There are several challenges to Registry work in Guyana. These include the absence of a Cancer Act making cancer a notifiable disease, the failure to highlight cancer as a contributory cause of death where it is the underlying disease and diagnosis/treatment-seeking by affluent Guyanese outside of Guyana. Although the Registry captures all cases diagnosed and treated in Guyana, undiagnosed cases and deaths due to cancer that were not managed by a health care worker (estimated at less than 10%), are inevitably lost to the Registry.
The high incidence of the various cancers among Afro-Guyanese was not without precedence, as a pilot study of cancer care in Guyana in the early 1990s had previously found a 54% prevalence of cancer among this ethnic sub-population of the sample studied . Likewise, a high incidence of cervical cancer among Indigenous Amerindian women has been recognised previously , although, in comparison, the high number of cervical cancer cases among Afro-Guyanese women was unexpected. Since the Afro-Guyanese and Indo-Guyanese constitute 74% of the national population however, it was not surprising that over 85% of all cases were found among persons in these ethnic groups.

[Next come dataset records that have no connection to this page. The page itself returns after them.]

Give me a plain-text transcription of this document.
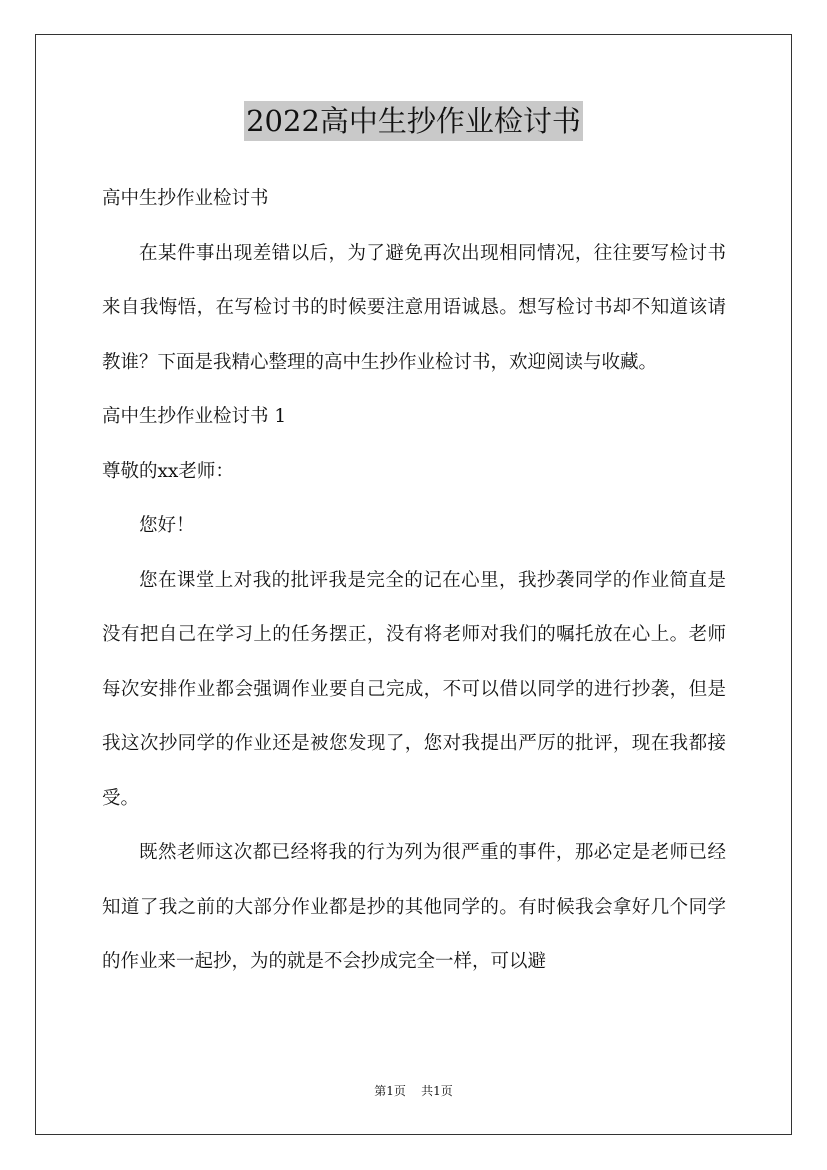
2022高中生抄作业检讨书

高中生抄作业检讨书

在某件事出现差错以后，为了避免再次出现相同情况，往往要写检讨书来自我悔悟，在写检讨书的时候要注意用语诚恳。想写检讨书却不知道该请教谁？下面是我精心整理的高中生抄作业检讨书，欢迎阅读与收藏。

高中生抄作业检讨书 1

尊敬的xx老师：

您好！

您在课堂上对我的批评我是完全的记在心里，我抄袭同学的作业简直是没有把自己在学习上的任务摆正，没有将老师对我们的嘱托放在心上。老师每次安排作业都会强调作业要自己完成，不可以借以同学的进行抄袭，但是我这次抄同学的作业还是被您发现了，您对我提出严厉的批评，现在我都接受。

既然老师这次都已经将我的行为列为很严重的事件，那必定是老师已经知道了我之前的大部分作业都是抄的其他同学的。有时候我会拿好几个同学的作业来一起抄，为的就是不会抄成完全一样，可以避

第1页 共1页
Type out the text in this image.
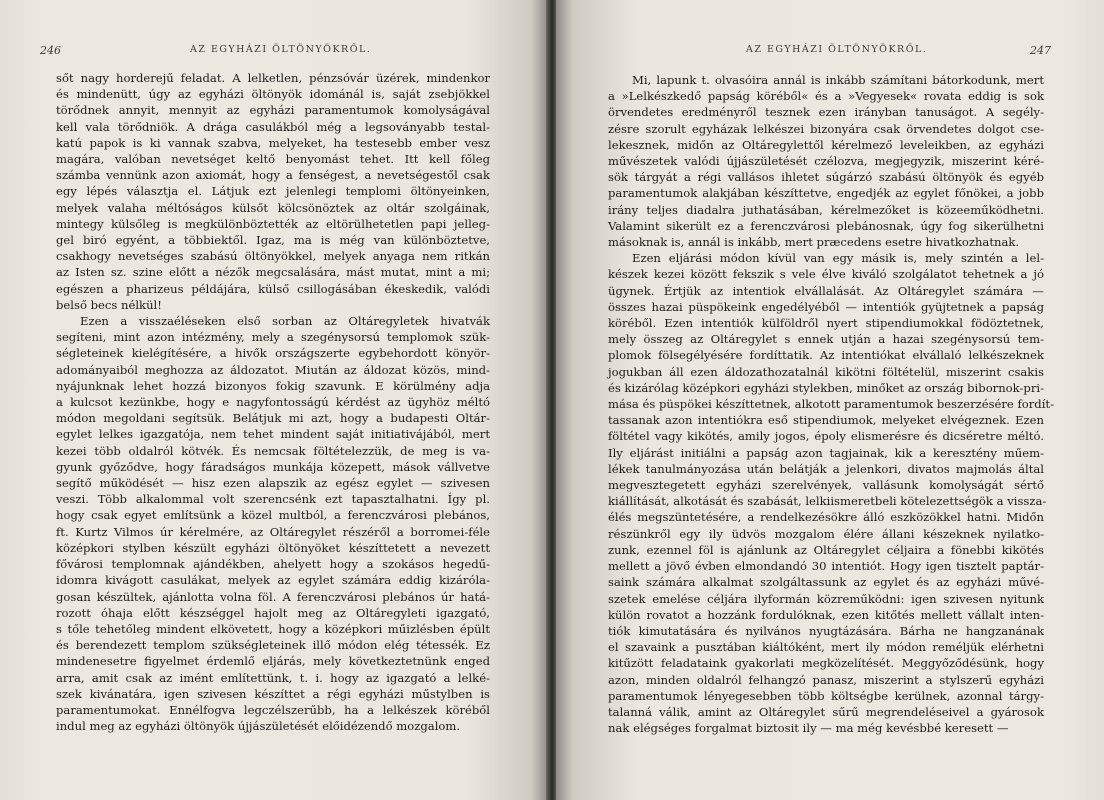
246	AZ EGYHÁZI ÖLTÖNYÖKRŐL.
sőt nagy horderejű feladat. A lelketlen, pénzsóvár üzérek, mindenkor
és mindenütt, úgy az egyházi öltönyök idománál is, saját zsebjökkel
törődnek annyit, mennyit az egyházi paramentumok komolyságával
kell vala törődniök. A drága casulákból még a legsoványabb testal-
katú papok is ki vannak szabva, melyeket, ha testesebb ember vesz
magára, valóban nevetséget keltő benyomást tehet. Itt kell főleg
számba vennünk azon axiomát, hogy a fenségest, a nevetségestől csak
egy lépés választja el. Látjuk ezt jelenlegi templomi öltönyeinken,
melyek valaha méltóságos külsőt kölcsönöztek az oltár szolgáinak,
mintegy külsőleg is megkülönböztették az eltörülhetetlen papi jelleg-
gel biró egyént, a többiektől. Igaz, ma is még van különböztetve,
csakhogy nevetséges szabású öltönyökkel, melyek anyaga nem ritkán
az Isten sz. szine előtt a nézők megcsalására, mást mutat, mint a mi;
egészen a pharizeus példájára, külső csillogásában ékeskedik, valódi
belső becs nélkül!
Ezen a visszaéléseken első sorban az Oltáregyletek hivatvák
segíteni, mint azon intézmény, mely a szegénysorsú templomok szük-
ségleteinek kielégítésére, a hivők országszerte egybehordott könyör-
adományaiból meghozza az áldozatot. Miután az áldozat közös, mind-
nyájunknak lehet hozzá bizonyos fokig szavunk. E körülmény adja
a kulcsot kezünkbe, hogy e nagyfontosságú kérdést az ügyhöz méltó
módon megoldani segítsük. Belátjuk mi azt, hogy a budapesti Oltár-
egylet lelkes igazgatója, nem tehet mindent saját initiativájából, mert
kezei több oldalról kötvék. És nemcsak föltételezzük, de meg is va-
gyunk győződve, hogy fáradságos munkája közepett, mások vállvetve
segítő működését — hisz ezen alapszik az egész egylet — szivesen
veszi. Több alkalommal volt szerencsénk ezt tapasztalhatni. Így pl.
hogy csak egyet említsünk a közel multból, a ferenczvárosi plebános,
ft. Kurtz Vilmos úr kérelmére, az Oltáregylet részéről a borromei-féle
középkori stylben készült egyházi öltönyöket készíttetett a nevezett
fővárosi templomnak ajándékben, ahelyett hogy a szokásos hegedű-
idomra kivágott casulákat, melyek az egylet számára eddig kizáróla-
gosan készültek, ajánlotta volna föl. A ferenczvárosi plebános úr hatá-
rozott óhaja előtt készséggel hajolt meg az Oltáregyleti igazgató,
s tőle tehetőleg mindent elkövetett, hogy a középkori műizlésben épült
és berendezett templom szükségleteinek illő módon elég tétessék. Ez
mindenesetre figyelmet érdemlő eljárás, mely következtetnünk enged
arra, amit csak az imént említettünk, t. i. hogy az igazgató a lelké-
szek kivánatára, igen szivesen készíttet a régi egyházi műstylben is
paramentumokat. Ennélfogva legczélszerűbb, ha a lelkészek köréből
indul meg az egyházi öltönyök újjászületését előidézendő mozgalom.
AZ EGYHÁZI ÖLTÖNYÖKRŐL.	247
Mi, lapunk t. olvasóira annál is inkább számítani bátorkodunk, mert
a »Lelkészkedő papság köréből« és a »Vegyesek« rovata eddig is sok
örvendetes eredményről tesznek ezen irányban tanuságot. A segély-
zésre szorult egyházak lelkészei bizonyára csak örvendetes dolgot cse-
lekesznek, midőn az Oltáregylettől kérelmező leveleikben, az egyházi
művészetek valódi újjászületését czélozva, megjegyzik, miszerint kéré-
sök tárgyát a régi vallásos ihletet súgárzó szabású öltönyök és egyéb
paramentumok alakjában készíttetve, engedjék az egylet főnökei, a jobb
irány teljes diadalra juthatásában, kérelmezőket is közeeműködhetni.
Valamint sikerült ez a ferenczvárosi plebánosnak, úgy fog sikerülhetni
másoknak is, annál is inkább, mert præcedens esetre hivatkozhatnak.
Ezen eljárási módon kívül van egy másik is, mely szintén a lel-
készek kezei között fekszik s vele élve kiváló szolgálatot tehetnek a jó
ügynek. Értjük az intentiok elvállalását. Az Oltáregylet számára —
összes hazai püspökeink engedélyéből — intentiók gyüjtetnek a papság
köréből. Ezen intentiók külföldről nyert stipendiumokkal födöztetnek,
mely összeg az Oltáregylet s ennek utján a hazai szegénysorsú tem-
plomok fölsegélyésére fordíttatik. Az intentiókat elvállaló lelkészeknek
jogukban áll ezen áldozathozatalnál kikötni föltételül, miszerint csakis
és kizárólag középkori egyházi stylekben, minőket az ország bibornok-pri-
mása és püspökei készíttetnek, alkotott paramentumok beszerzésére fordít-
tassanak azon intentiókra eső stipendiumok, melyeket elvégeznek. Ezen
föltétel vagy kikötés, amily jogos, époly elismerésre és dicséretre méltó.
Ily eljárást initiálni a papság azon tagjainak, kik a keresztény műem-
lékek tanulmányozása után belátják a jelenkori, divatos majmolás által
megvesztegetett egyházi szerelvények, vallásunk komolyságát sértő
kiállítását, alkotását és szabását, lelkiismeretbeli kötelezettségök a vissza-
élés megszüntetésére, a rendelkezésökre álló eszközökkel hatni. Midőn
részünkről egy ily üdvös mozgalom élére állani készeknek nyilatko-
zunk, ezennel föl is ajánlunk az Oltáregylet céljaira a fönebbi kikötés
mellett a jövő évben elmondandó 30 intentiót. Hogy igen tisztelt paptár-
saink számára alkalmat szolgáltassunk az egylet és az egyházi művé-
szetek emelése céljára ilyformán közreműködni: igen szivesen nyitunk
külön rovatot a hozzánk fordulóknak, ezen kitőtés mellett vállalt inten-
tiók kimutatására és nyilvános nyugtázására. Bárha ne hangzanának
el szavaink a pusztában kiáltóként, mert ily módon reméljük elérhetni
kitűzött feladataink gyakorlati megközelítését. Meggyőződésünk, hogy
azon, minden oldalról felhangzó panasz, miszerint a stylszerű egyházi
paramentumok lényegesebben több költségbe kerülnek, azonnal tárgy-
talanná válik, amint az Oltáregylet sűrű megrendeléseivel a gyárosok
nak elégséges forgalmat biztosit ily — ma még kevésbbé keresett —
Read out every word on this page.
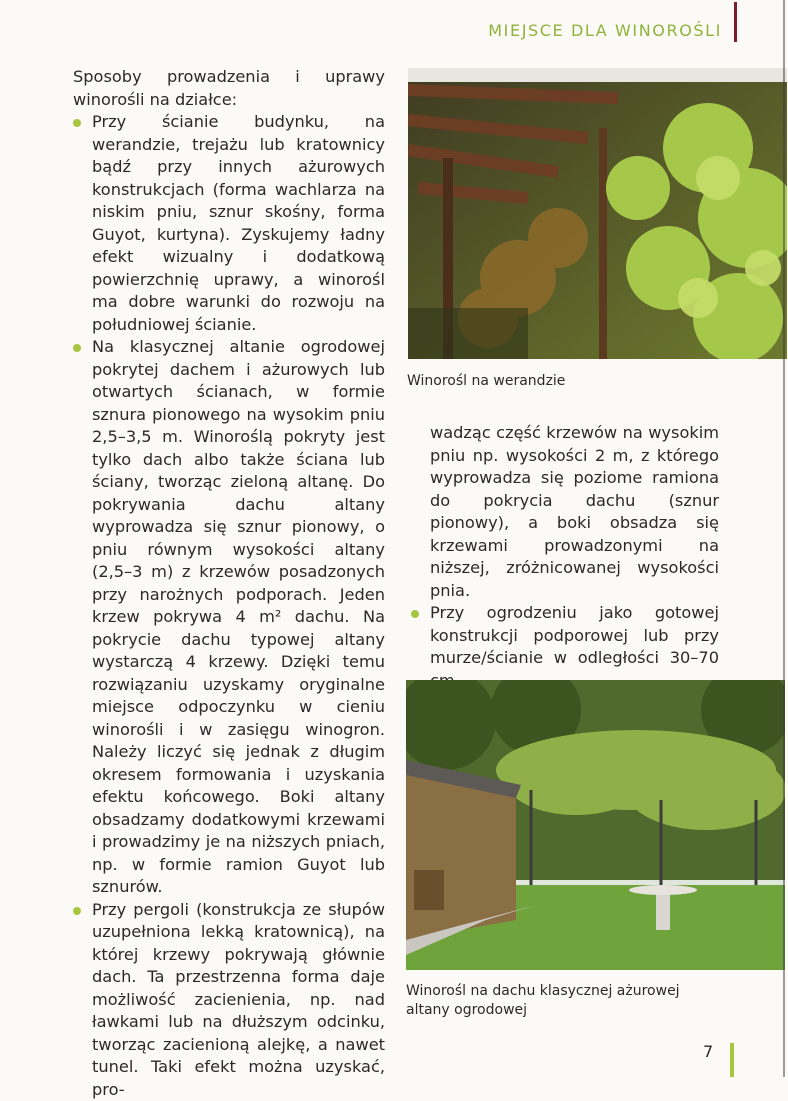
MIEJSCE DLA WINOROŚLI

Sposoby prowadzenia i uprawy winorośli na działce:

Przy ścianie budynku, na werandzie, trejażu lub kratownicy bądź przy innych ażurowych konstrukcjach (forma wachlarza na niskim pniu, sznur skośny, forma Guyot, kurtyna). Zyskujemy ładny efekt wizualny i dodatkową powierzchnię uprawy, a winorośl ma dobre warunki do rozwoju na południowej ścianie.
Na klasycznej altanie ogrodowej pokrytej dachem i ażurowych lub otwartych ścianach, w formie sznura pionowego na wysokim pniu 2,5–3,5 m. Winoroślą pokryty jest tylko dach albo także ściana lub ściany, tworząc zieloną altanę. Do pokrywania dachu altany wyprowadza się sznur pionowy, o pniu równym wysokości altany (2,5–3 m) z krzewów posadzonych przy narożnych podporach. Jeden krzew pokrywa 4 m² dachu. Na pokrycie dachu typowej altany wystarczą 4 krzewy. Dzięki temu rozwiązaniu uzyskamy oryginalne miejsce odpoczynku w cieniu winorośli i w zasięgu winogron. Należy liczyć się jednak z długim okresem formowania i uzyskania efektu końcowego. Boki altany obsadzamy dodatkowymi krzewami i prowadzimy je na niższych pniach, np. w formie ramion Guyot lub sznurów.
Przy pergoli (konstrukcja ze słupów uzupełniona lekką kratownicą), na której krzewy pokrywają głównie dach. Ta przestrzenna forma daje możliwość zacienienia, np. nad ławkami lub na dłuższym odcinku, tworząc zacienioną alejkę, a nawet tunel. Taki efekt można uzyskać, pro-
Winorośl na werandzie

wadząc część krzewów na wysokim pniu np. wysokości 2 m, z którego wyprowadza się poziome ramiona do pokrycia dachu (sznur pionowy), a boki obsadza się krzewami prowadzonymi na niższej, zróżnicowanej wysokości pnia.

Przy ogrodzeniu jako gotowej konstrukcji podporowej lub przy murze/ścianie w odległości 30–70
Winorośl na dachu klasycznej ażurowej altany ogrodowej
7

There are several likely determinants of the ethnicity-based incidence of prostate, breast and cervical cancer in the Registry. Both the high incidence of prostate cancer among men of African descent , and the higher incidence of prostate cancer among US based-compared with native Indians has also been recognised . As reported from neighbouring Trinidad and Tobago for their residents,  a three-fold higher incidence of prostate cancer among the Guyanese of African-compared with Indian-descent was seen. Apart from genetic determinants, these findings allude to a role for dietary, cultural and environmental influences in the observed trends of prostate cancer.
Several demographic characteristics associated with a higher risk for cervical cancer have been highlighted among Indigenous Amerindians in Guyana. These include a mean of 4.5 babies per woman (range 0–14; n = 672) and a mean age at first intercourse of 16.8 years (range 9–26; n = 559). Additionally, among 412 women screened, there was a 22.8% prevalence of high risk HPV . These factors along with the low socio-economic status of this population and limited access to health care can explain aspects of the high incidence of cervical cancer in this ethnic sub-group of the Registry. Unfortunately although comparable data is not yet available on the Afro-Guyanese sub-population, factors associated with this group such as low income and socioeconomic status, being overweight, and diet are likely to be key determinants of the observed incidence.
An earlier study of the prevalence of risk factors including age at menarche, age at menopause, age at first pregnancy, lactation, use of oral contraceptives and hormone replacement therapy, first-degree relatives with breast cancer, history of benign breast lumps/cysts, smoking, alcohol use and exercise, among a group of Guyanese breast cancer patients (60% Indian descent and 30% African descent), failed to identify any risk factor or cluster of factors associated with the prevalence of breast cancer in either ethnic sub-group. Rather, the sample was characterised by a predominance of risk-reducing factors, reaffirming the previously reported observation of an absence of identifiable breast cancer risk factors among many patients . In this context, the impact of genetic susceptibility and still unidentified environmental exposures is likely to be important.